The price of oil dropped over the last two weeks following unusually high prices in the weeks prior, which likely contributed to increased retail sales in the US. Analysts believe that the recent decline is the result of deliberate US policies put into place to alleviate the pressure of increasing prices.
These policies including increased domestic production and waiving sanctions on 8 of Iran’s biggest oil customers including China and India in order to facilitate Iran selling them oil to thus oversupply the market and drive down prices.
Key Takeaways
- The week ending November 9, 2018 saw US crude oil refinery inputs average a production of 16.4 million barrels of oil per day, 24,000 bpd higher than the previous week’s average.

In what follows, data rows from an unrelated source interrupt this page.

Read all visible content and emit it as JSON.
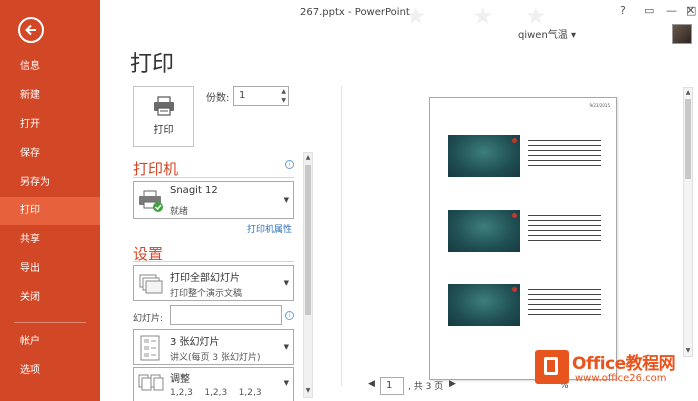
{
  "window": {
    "title": "267.pptx - PowerPoint",
    "help": "?",
    "minimize": "—",
    "maximize": "□",
    "close": "✕",
    "user": "qiwen气温 ▾"
  },
  "nav": {
    "items": [
      "信息",
      "新建",
      "打开",
      "保存",
      "另存为",
      "打印",
      "共享",
      "导出",
      "关闭",
      "帐户",
      "选项"
    ],
    "active": "打印"
  },
  "print": {
    "page_title": "打印",
    "print_button": "打印",
    "copies_label": "份数:",
    "copies_value": "1"
  },
  "printer": {
    "header": "打印机",
    "name": "Snagit 12",
    "status": "就绪",
    "properties_link": "打印机属性"
  },
  "settings": {
    "header": "设置",
    "range_main": "打印全部幻灯片",
    "range_sub": "打印整个演示文稿",
    "slides_label": "幻灯片:",
    "slides_value": "",
    "layout_main": "3 张幻灯片",
    "layout_sub": "讲义(每页 3 张幻灯片)",
    "collate_main": "调整",
    "collate_sub": "1,2,3    1,2,3    1,2,3"
  },
  "preview": {
    "date": "9/23/2015",
    "page_value": "1",
    "page_total": ", 共 3 页",
    "zoom": "%"
  },
  "watermark": {
    "title": "Office教程网",
    "url": "www.office26.com"
  },
  "colors": {
    "accent": "#d24726",
    "link": "#2a6ebb"
  }
}
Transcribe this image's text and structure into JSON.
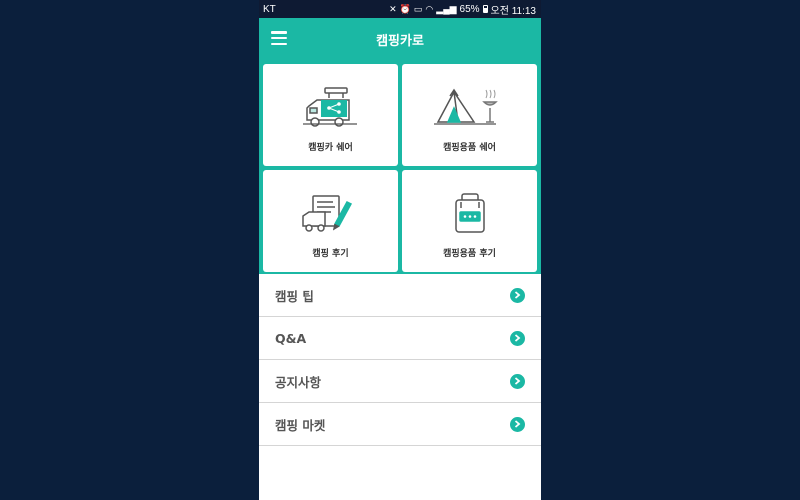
{
  "status_bar": {
    "carrier": "KT",
    "battery": "65%",
    "time": "오전 11:13"
  },
  "app_bar": {
    "title": "캠핑카로"
  },
  "tiles": [
    {
      "label": "캠핑카 쉐어",
      "icon": "camper-share-icon"
    },
    {
      "label": "캠핑용품 쉐어",
      "icon": "tent-grill-icon"
    },
    {
      "label": "캠핑 후기",
      "icon": "camper-review-icon"
    },
    {
      "label": "캠핑용품 후기",
      "icon": "backpack-review-icon"
    }
  ],
  "menu_list": [
    {
      "label": "캠핑 팁"
    },
    {
      "label": "Q&A"
    },
    {
      "label": "공지사항"
    },
    {
      "label": "캠핑 마켓"
    }
  ],
  "colors": {
    "accent": "#1bb8a4",
    "background": "#0b1f3c",
    "status_bar": "#0e1a33",
    "icon_dark": "#555555"
  }
}
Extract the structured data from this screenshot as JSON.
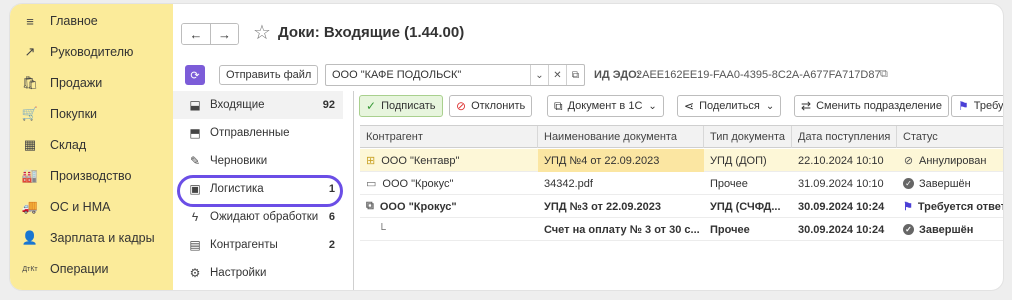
{
  "nav": {
    "items": [
      {
        "icon": "menu-icon",
        "glyph": "≡",
        "label": "Главное"
      },
      {
        "icon": "trend-icon",
        "glyph": "↗",
        "label": "Руководителю"
      },
      {
        "icon": "bag-icon",
        "glyph": "🛍",
        "label": "Продажи"
      },
      {
        "icon": "cart-icon",
        "glyph": "🛒",
        "label": "Покупки"
      },
      {
        "icon": "warehouse-icon",
        "glyph": "▦",
        "label": "Склад"
      },
      {
        "icon": "factory-icon",
        "glyph": "🏭",
        "label": "Производство"
      },
      {
        "icon": "truck-icon",
        "glyph": "🚚",
        "label": "ОС и НМА"
      },
      {
        "icon": "person-icon",
        "glyph": "👤",
        "label": "Зарплата и кадры"
      },
      {
        "icon": "operations-icon",
        "glyph": "ДтКт",
        "label": "Операции"
      }
    ]
  },
  "header": {
    "back": "←",
    "forward": "→",
    "star": "☆",
    "title": "Доки: Входящие (1.44.00)"
  },
  "toolbar": {
    "send_file": "Отправить файл",
    "counterparty_value": "ООО \"КАФЕ ПОДОЛЬСК\"",
    "edo_label": "ИД ЭДО:",
    "edo_value": "2AEE162EE19-FAA0-4395-8C2A-A677FA717D87"
  },
  "subnav": {
    "items": [
      {
        "icon": "inbox-icon",
        "glyph": "⬓",
        "label": "Входящие",
        "count": "92"
      },
      {
        "icon": "outbox-icon",
        "glyph": "⬒",
        "label": "Отправленные",
        "count": ""
      },
      {
        "icon": "pencil-icon",
        "glyph": "✎",
        "label": "Черновики",
        "count": ""
      },
      {
        "icon": "logistics-icon",
        "glyph": "▣",
        "label": "Логистика",
        "count": "1"
      },
      {
        "icon": "lightning-icon",
        "glyph": "ϟ",
        "label": "Ожидают обработки",
        "count": "6"
      },
      {
        "icon": "contacts-icon",
        "glyph": "▤",
        "label": "Контрагенты",
        "count": "2"
      },
      {
        "icon": "settings-icon",
        "glyph": "⚙",
        "label": "Настройки",
        "count": ""
      }
    ]
  },
  "actions": {
    "sign": "Подписать",
    "reject": "Отклонить",
    "doc_1c": "Документ в 1С",
    "share": "Поделиться",
    "change_dept": "Сменить подразделение",
    "requires": "Требуе"
  },
  "table": {
    "columns": [
      "Контрагент",
      "Наименование документа",
      "Тип документа",
      "Дата поступления",
      "Статус"
    ],
    "rows": [
      {
        "counterparty": "ООО \"Кентавр\"",
        "doc": "УПД №4 от 22.09.2023",
        "type": "УПД (ДОП)",
        "date": "22.10.2024 10:10",
        "status": "Аннулирован",
        "status_kind": "cancel",
        "bold": false,
        "selected": true,
        "row_icon": "folder-icon",
        "row_glyph": "⊞"
      },
      {
        "counterparty": "ООО \"Крокус\"",
        "doc": "34342.pdf",
        "type": "Прочее",
        "date": "31.09.2024 10:10",
        "status": "Завершён",
        "status_kind": "done",
        "bold": false,
        "selected": false,
        "row_icon": "document-icon",
        "row_glyph": "▭"
      },
      {
        "counterparty": "ООО \"Крокус\"",
        "doc": "УПД №3 от 22.09.2023",
        "type": "УПД (СЧФД...",
        "date": "30.09.2024 10:24",
        "status": "Требуется ответная",
        "status_kind": "flag",
        "bold": true,
        "selected": false,
        "row_icon": "documents-icon",
        "row_glyph": "⧉"
      },
      {
        "counterparty": "",
        "doc": "Счет на оплату № 3 от 30 с...",
        "type": "Прочее",
        "date": "30.09.2024 10:24",
        "status": "Завершён",
        "status_kind": "done",
        "bold": true,
        "selected": false,
        "row_icon": "tree-branch-icon",
        "row_glyph": "└"
      }
    ]
  }
}
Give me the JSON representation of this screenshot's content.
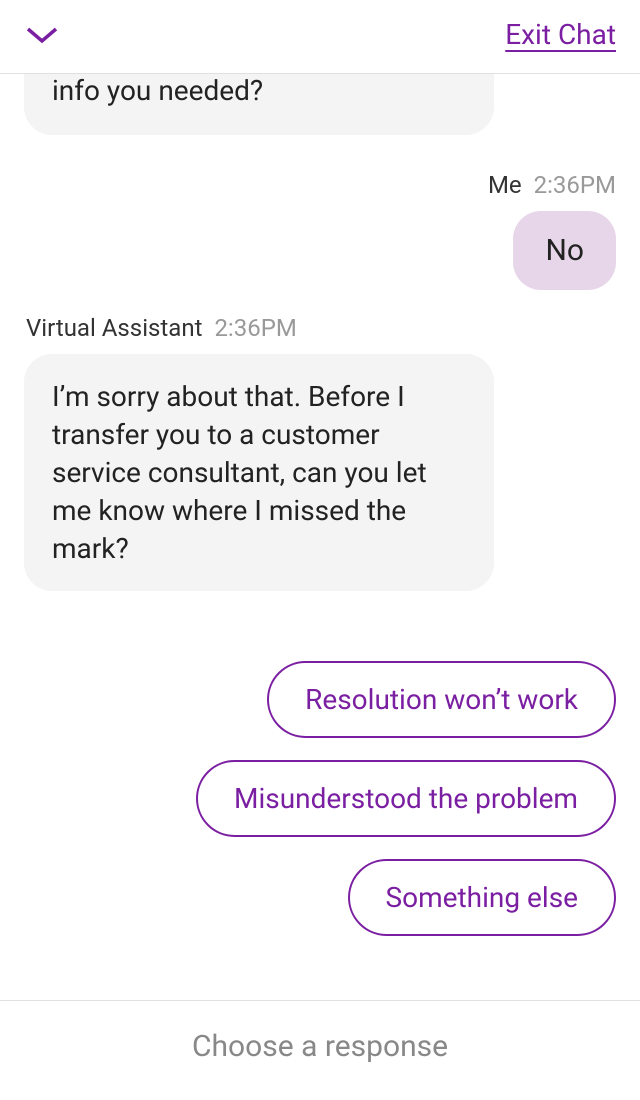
{
  "header": {
    "exit_label": "Exit Chat"
  },
  "messages": {
    "va_partial": "info you needed?",
    "me_sender": "Me",
    "me_time": "2:36PM",
    "me_text": "No",
    "va_sender": "Virtual Assistant",
    "va_time": "2:36PM",
    "va_text": "I’m sorry about that. Before I transfer you to a customer service consultant, can you let me know where I missed the mark?"
  },
  "quick_replies": [
    "Resolution won’t work",
    "Misunderstood the problem",
    "Something else"
  ],
  "footer": {
    "prompt": "Choose a response"
  }
}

- Refineries operated at 90.1% of their capacity last week.
- Gasoline production increased last week with an average of 10.1 million bpd.

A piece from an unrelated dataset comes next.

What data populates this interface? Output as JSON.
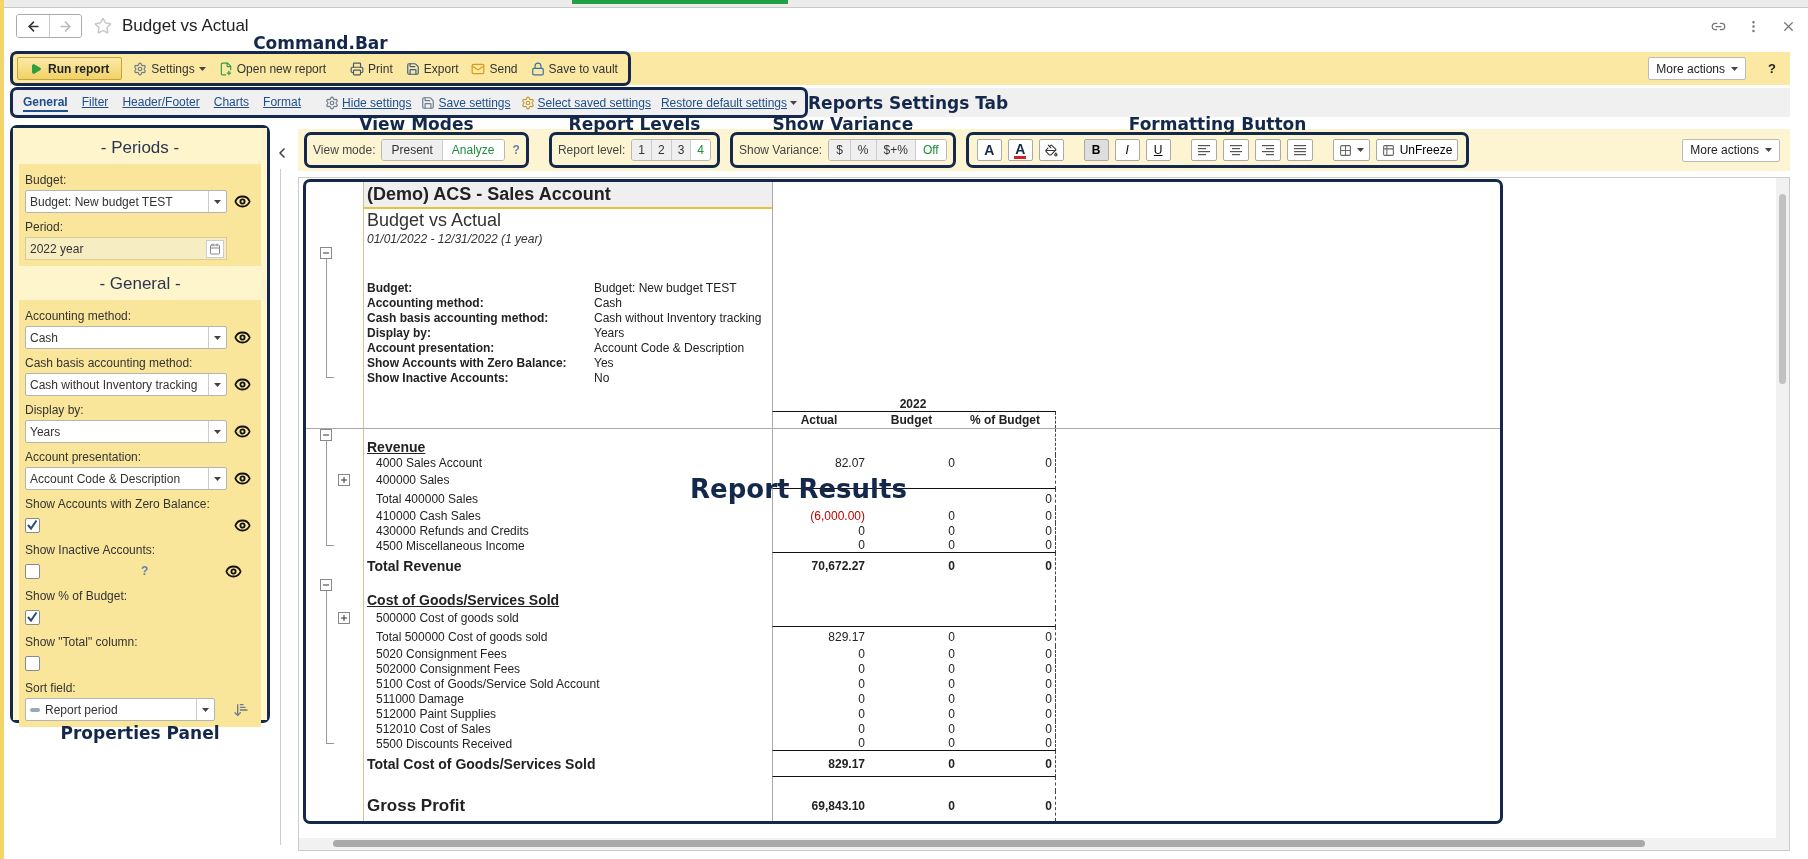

- Distillate fuel increased with an average if 5.0 million bpd.
US crude oil imports decreased by 87,000 bpd last week with a reading of 7.5 million barrels per day which is 3.1% less than last year over the same period.
Crude oil inventories, not including those in the Strategic Petroleum Reserve, are now up by an annual 5% when compared to the 5-year average this time last year. Inventories currently stand at 442.1 million barrels with an increase of 10.3 million barrels compared to last week.
On the other hand, motor gasoline inventories decreased by 1.4 million barrels and are 7% above the 5-year average for this time of the year. Using the same timeframe metric, distillate fuel inventories are up 8% and propane inventories are down.
Oil and Gold
The prices of gold and oil are quite strongly linked, although the relationship does devolve at times. Oil and gold both have an inverse reaction to the value of the dollar and are both affected by inflation.
As commodities weighted in the BBG Commodities Index they have a strong connection with gold often used as a hedge - it’s common for falling energy prices to cause a drop in oil prices which in turn causes oil companies to sell off their gold hedge, resulting in further sell-offs throughout the market. Oil impacts the price of gold mostly when there are sudden changes in oil prices due to geopolitical events.
Expert Outlook
Citigroup’s head of commodities Ed Morse spoke to Bloomberg about the price action in the oil industry, saying:
“The oversupply in the market is a made-in-America phenomenon. It’s the unexpected consequences of American policy and the unintended impact of technological changes that made this historically unprecedented arena for production growth blossom.”